Failure to recognize complications such as mastoiditis, subperiosteal abscess, or meningitis.

Failure to diagnosis tymphanic membrane rupture and treat with topic antibiotics.

Failure to perform exams to evaluate for hearing loss.

IV. Management with Co-Morbidities.

A. Renal Insufficiency.

Adjustment of antibiotic dosage.

B. Liver Insufficiency.

None

C. Systolic and Diastolic Heart Failure.

None

D. Coronary Artery Disease or Peripheral Vascular Disease.

None

E. Diabetes or other Endocrine issues.

Close monitoring of blood glucose and adequate diabetic control.

F. Malignancy.

None

G. Immunosuppression (HIV, chronic steroids, etc).

None

H. Primary Lung Disease (COPD, Asthma, ILD).

None

I. Gastrointestinal or Nutrition Issues.

None

J. Hematologic or Coagulation Issues.

None

K. Dementia or Psychiatric Illness/Treatment.

None

V. Transitions of Care.

A. Sign-out considerations While Hospitalized.

Mental status changes can signify a neurologic complication such as brain abscess or meningitis.

Continued fever or failure to respond to oral antibiotics can represent either infection with a resistant organism or development of abscess or mastoiditis. In both cases, Otolaryngology consultation is advised.

B. Anticipated Length of Stay.

Typically an outpatient diagnosis.

C. When is the Patient Ready for Discharge.

Typically an outpatient diagnosis.

D. Arranging for Clinic Follow-up.

1. When should clinic follow up be arranged and with whom.
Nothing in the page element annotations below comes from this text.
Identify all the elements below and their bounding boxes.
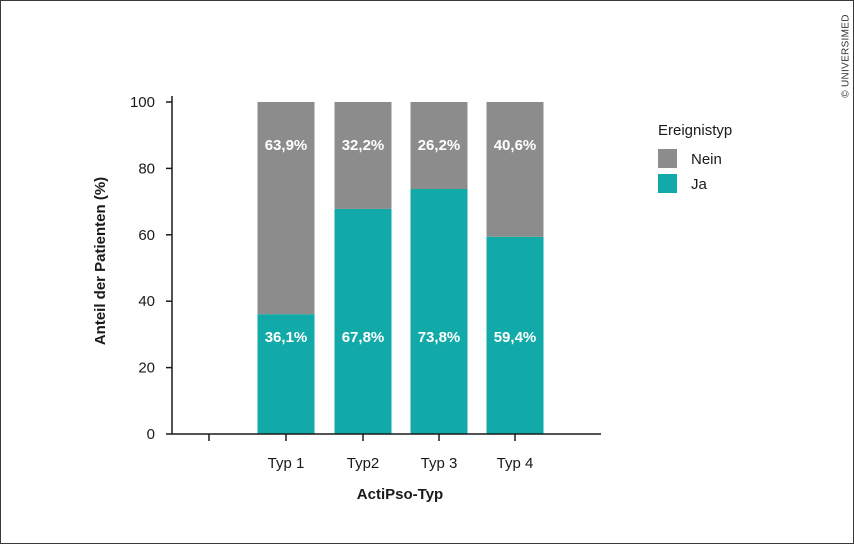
data-label-ja-3: 73,8% bbox=[418, 329, 461, 346]
data-label-nein-4: 40,6% bbox=[494, 137, 537, 154]
legend-title: Ereignistyp bbox=[658, 122, 732, 139]
bar-ja-2 bbox=[334, 208, 392, 434]
y-tick-label-60: 60 bbox=[138, 227, 155, 244]
bar-ja-4 bbox=[486, 236, 544, 434]
y-tick-label-0: 0 bbox=[147, 426, 155, 443]
bar-ja-3 bbox=[410, 188, 468, 434]
legend-label-ja: Ja bbox=[691, 176, 708, 193]
bar-ja-1 bbox=[257, 314, 315, 434]
x-tick-label-4: Typ 4 bbox=[497, 455, 534, 472]
data-label-nein-2: 32,2% bbox=[342, 137, 385, 154]
data-label-nein-1: 63,9% bbox=[265, 137, 308, 154]
x-tick-label-1: Typ 1 bbox=[268, 455, 305, 472]
legend-swatch-nein bbox=[658, 149, 677, 168]
bar-nein-1 bbox=[257, 102, 315, 315]
bar-nein-4 bbox=[486, 102, 544, 237]
legend: Ereignistyp Nein Ja bbox=[658, 122, 732, 193]
data-label-ja-1: 36,1% bbox=[265, 329, 308, 346]
bar-nein-2 bbox=[334, 102, 392, 209]
data-label-ja-4: 59,4% bbox=[494, 329, 537, 346]
y-tick-label-80: 80 bbox=[138, 160, 155, 177]
y-tick-label-20: 20 bbox=[138, 360, 155, 377]
copyright-credit: © UNIVERSIMED bbox=[841, 14, 852, 98]
x-tick-label-3: Typ 3 bbox=[421, 455, 458, 472]
data-label-nein-3: 26,2% bbox=[418, 137, 461, 154]
x-axis-title: ActiPso-Typ bbox=[357, 486, 443, 503]
legend-swatch-ja bbox=[658, 174, 677, 193]
y-axis-title: Anteil der Patienten (%) bbox=[92, 177, 109, 345]
legend-label-nein: Nein bbox=[691, 151, 722, 168]
plot-area: 36,1% 63,9% 67,8% 32,2% 73,8% 26,2% 59,4% 40,6%… bbox=[130, 94, 601, 472]
x-tick-label-2: Typ2 bbox=[347, 455, 380, 472]
bar-nein-3 bbox=[410, 102, 468, 189]
y-tick-label-40: 40 bbox=[138, 293, 155, 310]
data-label-ja-2: 67,8% bbox=[342, 329, 385, 346]
y-tick-label-100: 100 bbox=[130, 94, 155, 111]
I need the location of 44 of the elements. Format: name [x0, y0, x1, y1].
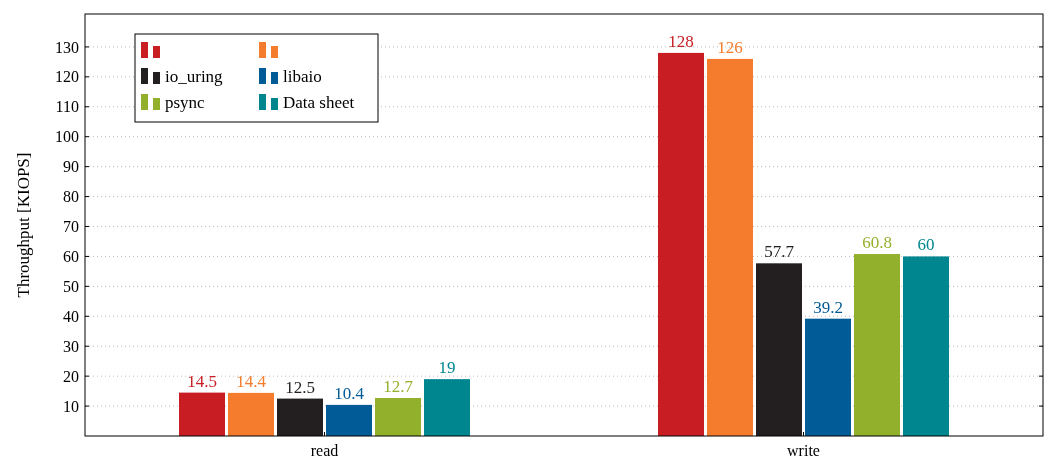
- y-tick-label: 90: [63, 158, 79, 176]
- bar: [756, 263, 802, 436]
- y-tick-label: 40: [63, 307, 79, 325]
- x-tick-label: write: [787, 442, 820, 459]
- bar: [854, 254, 900, 436]
- legend-label: io_uring: [165, 67, 224, 86]
- data-label: 39.2: [813, 297, 843, 317]
- data-label: 14.4: [236, 371, 267, 391]
- y-tick-label: 30: [63, 337, 79, 355]
- data-label: 128: [668, 31, 694, 51]
- bar: [658, 52, 704, 436]
- data-label: 12.7: [383, 376, 414, 396]
- bar: [903, 256, 949, 436]
- y-tick-label: 50: [63, 277, 79, 295]
- bar: [179, 392, 225, 436]
- data-label: 10.4: [334, 383, 365, 403]
- y-tick-label: 100: [55, 128, 79, 146]
- legend-label: Data sheet: [283, 93, 355, 112]
- data-label: 126: [717, 37, 743, 57]
- data-label: 19: [438, 358, 456, 378]
- y-tick-label: 20: [63, 367, 79, 385]
- bar: [228, 392, 274, 436]
- y-tick-label: 120: [55, 68, 79, 86]
- y-tick-label: 80: [63, 188, 79, 206]
- data-label: 57.7: [764, 242, 795, 262]
- y-tick-label: 70: [63, 218, 79, 236]
- data-label: 60: [917, 235, 935, 255]
- y-tick-label: 130: [55, 38, 79, 56]
- bar: [375, 397, 421, 436]
- bar: [424, 379, 470, 436]
- data-label: 60.8: [862, 233, 892, 253]
- legend-label: libaio: [283, 67, 322, 86]
- bar: [707, 58, 753, 436]
- y-tick-label: 60: [63, 248, 79, 266]
- x-tick-label: read: [310, 442, 339, 459]
- y-axis-title: Throughput [KIOPS]: [14, 152, 33, 298]
- bar: [326, 404, 372, 436]
- y-tick-label: 110: [55, 98, 79, 116]
- data-label: 12.5: [285, 377, 315, 397]
- data-label: 14.5: [187, 371, 217, 391]
- bar: [277, 398, 323, 436]
- y-tick-label: 10: [63, 397, 79, 415]
- legend-label: psync: [165, 93, 206, 112]
- bar: [805, 318, 851, 436]
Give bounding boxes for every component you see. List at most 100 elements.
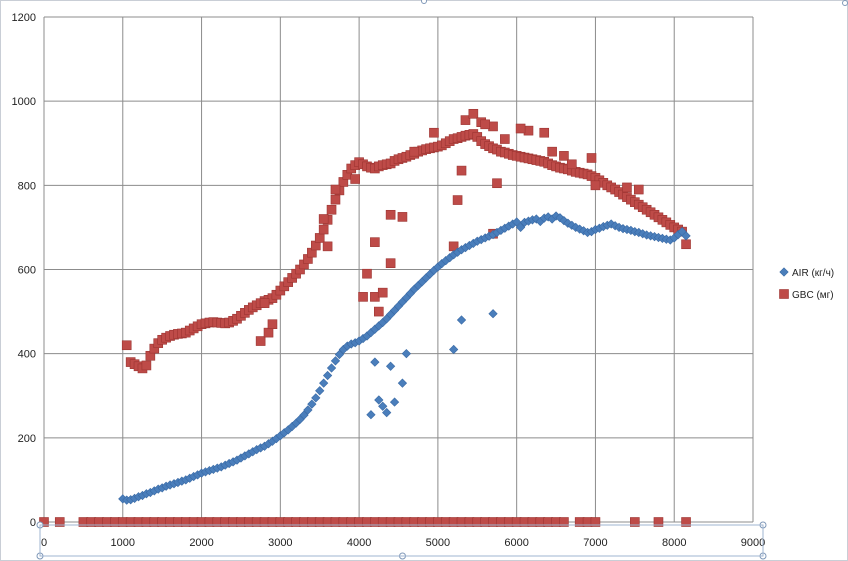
data-point (480, 119, 490, 130)
data-point (590, 517, 601, 527)
data-point (378, 401, 388, 411)
data-point (555, 213, 565, 223)
data-point (681, 517, 691, 527)
data-point (563, 218, 573, 228)
y-tick-label: 800 (18, 180, 36, 192)
data-point (358, 292, 368, 302)
data-point (492, 178, 502, 189)
data-point (559, 517, 569, 527)
data-point (385, 258, 396, 268)
legend-label: GBC (мг) (792, 290, 834, 301)
x-tick-label: 6000 (504, 537, 528, 549)
data-point (385, 361, 396, 371)
data-point (370, 237, 380, 247)
data-point (460, 115, 471, 125)
x-tick-label: 9000 (741, 537, 765, 549)
y-tick-label: 0 (30, 517, 36, 529)
y-tick-label: 400 (18, 349, 36, 361)
data-point (452, 195, 463, 205)
data-point (531, 214, 541, 224)
plot-area-selection[interactable] (39, 524, 764, 557)
data-point (389, 397, 400, 407)
data-point (314, 233, 325, 243)
x-tick-label: 1000 (111, 537, 135, 549)
data-point (586, 153, 597, 163)
data-point (681, 239, 691, 250)
data-point (318, 214, 329, 224)
data-point (350, 174, 360, 184)
selection-handles[interactable] (36, 0, 848, 560)
x-tick-label: 3000 (268, 537, 292, 549)
data-point (401, 349, 412, 359)
data-point (311, 393, 321, 403)
data-point (374, 306, 384, 317)
data-point (515, 123, 526, 134)
data-point (370, 357, 380, 367)
data-point (299, 410, 309, 420)
frame-top-handle[interactable] (421, 0, 427, 4)
data-point (488, 309, 498, 319)
data-point (366, 410, 376, 420)
data-point (630, 517, 640, 527)
data-point (547, 146, 557, 157)
data-point (330, 356, 341, 366)
data-point (385, 209, 396, 220)
data-point (255, 336, 266, 346)
data-point (567, 159, 577, 170)
data-point (543, 212, 553, 222)
data-point (539, 127, 550, 138)
data-point (326, 204, 337, 215)
data-point (330, 184, 341, 195)
data-point (468, 108, 479, 119)
x-tick-label: 4000 (347, 537, 371, 549)
data-point (622, 182, 632, 193)
data-point (500, 134, 510, 144)
data-point (512, 217, 522, 227)
data-point (397, 212, 408, 222)
data-point (653, 517, 664, 527)
data-point (456, 165, 467, 176)
data-point (397, 378, 408, 388)
legend-label: AIR (кг/ч) (792, 268, 834, 279)
data-point (322, 241, 333, 252)
series-air (118, 211, 691, 505)
data-point (590, 180, 601, 191)
data-point (307, 399, 317, 409)
data-point (377, 287, 388, 298)
data-point (141, 360, 152, 371)
data-point (382, 407, 392, 418)
data-point (429, 127, 439, 138)
legend-item[interactable]: AIR (кг/ч) (779, 267, 834, 279)
data-point (259, 298, 270, 308)
data-point (326, 363, 337, 373)
data-point (303, 405, 313, 415)
data-point (409, 146, 420, 157)
data-point (319, 378, 329, 388)
x-tick-label: 8000 (662, 537, 686, 549)
data-point (330, 194, 341, 205)
data-point (567, 220, 577, 230)
data-point (374, 395, 384, 405)
legend[interactable]: AIR (кг/ч) GBC (мг) (779, 267, 835, 302)
data-point (633, 184, 644, 195)
y-tick-label: 200 (18, 433, 36, 445)
data-point (121, 340, 132, 351)
x-tick-label: 2000 (189, 537, 213, 549)
data-point (267, 319, 278, 330)
series-gbc (39, 108, 691, 527)
y-tick-label: 600 (18, 265, 36, 277)
data-point (559, 151, 569, 161)
data-series (39, 108, 691, 527)
y-tick-label: 1000 (12, 96, 36, 108)
gridlines (44, 16, 754, 522)
legend-square-icon (779, 289, 789, 299)
tick-labels: 0 200 400 600 800 1000 1200 0 1000 2000 3000 4000 50… (12, 12, 766, 549)
data-point (515, 222, 526, 233)
x-tick-label: 0 (41, 537, 47, 549)
x-tick-label: 5000 (426, 537, 450, 549)
data-point (263, 327, 274, 338)
frame-corner-handle[interactable] (842, 0, 848, 6)
legend-item[interactable]: GBC (мг) (779, 289, 834, 302)
data-point (318, 224, 329, 235)
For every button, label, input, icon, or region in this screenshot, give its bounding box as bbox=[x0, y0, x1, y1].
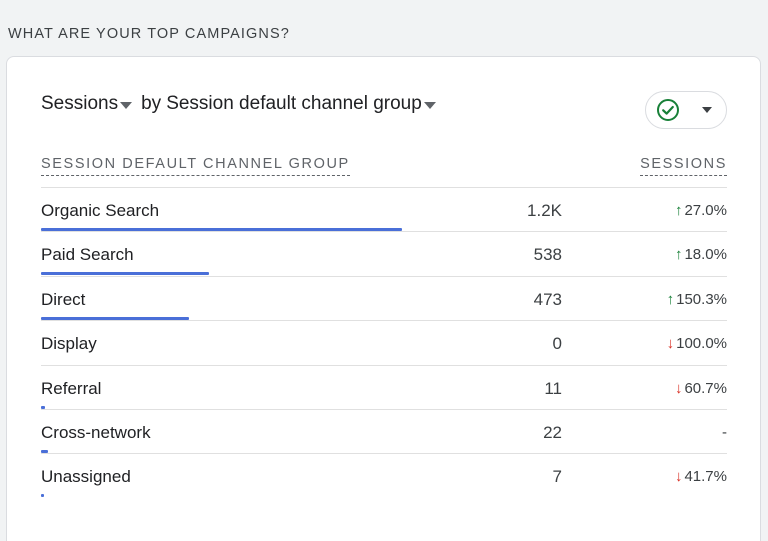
arrow-down-icon: ↓ bbox=[674, 468, 683, 486]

If patient has developed complications such as mastoiditis, abscess, or hearing loss, they will need Otolaryngology follow up.

2. What tests should be conducted prior to discharge to enable best clinic first visit.

Audiogram.

3. What tests should be ordered as an outpatient prior to, or on the day of, the clinic visit.

NA

E. Placement Considerations.

NA

F. Prognosis and Patient Counseling.

Most cases are self limited or respond well to oral antibiotics.

VI. Patient Safety and Quality Measures.

A. Core Indicator Standards and Documentation.

NA

B. Appropriate Prophylaxis and Other Measures to Prevent Readmission.

NA

VII. What's the evidence?

Jero, J, Leskinen, K. "Acute Complications of Otitis Media in Adults". Clin Otolaryngol. vol. 30. 2005. pp. 511-516.

Rosenfeld, R, Culpepper, L. "Clinical Practice Guideline: Otitis Media with Effusion". Otolaryngology-Head Neck Surgery. vol. 30. pp. supplement s95-s114.

Casselbrant, M, Mandel, E, Flint, P. "Acute Otitis Media and Otitis Media with Effusion Cummings Otolaryngology: Head & Neck Surgery". 2010. pp. 2761-2777.

Rettig, E, Tunkel, D. "Contemporary Concepts in Management of Acute Otitis Media in Children". Otolaryngol Clin N Am. vol. 47. 2014. pp. 651-672.

"American Academy of Pediatrics 2013 Guidelines The Diagnosis and Management of Acute Otitis Media". Pediatrics. vol. Vol 131. March 2013.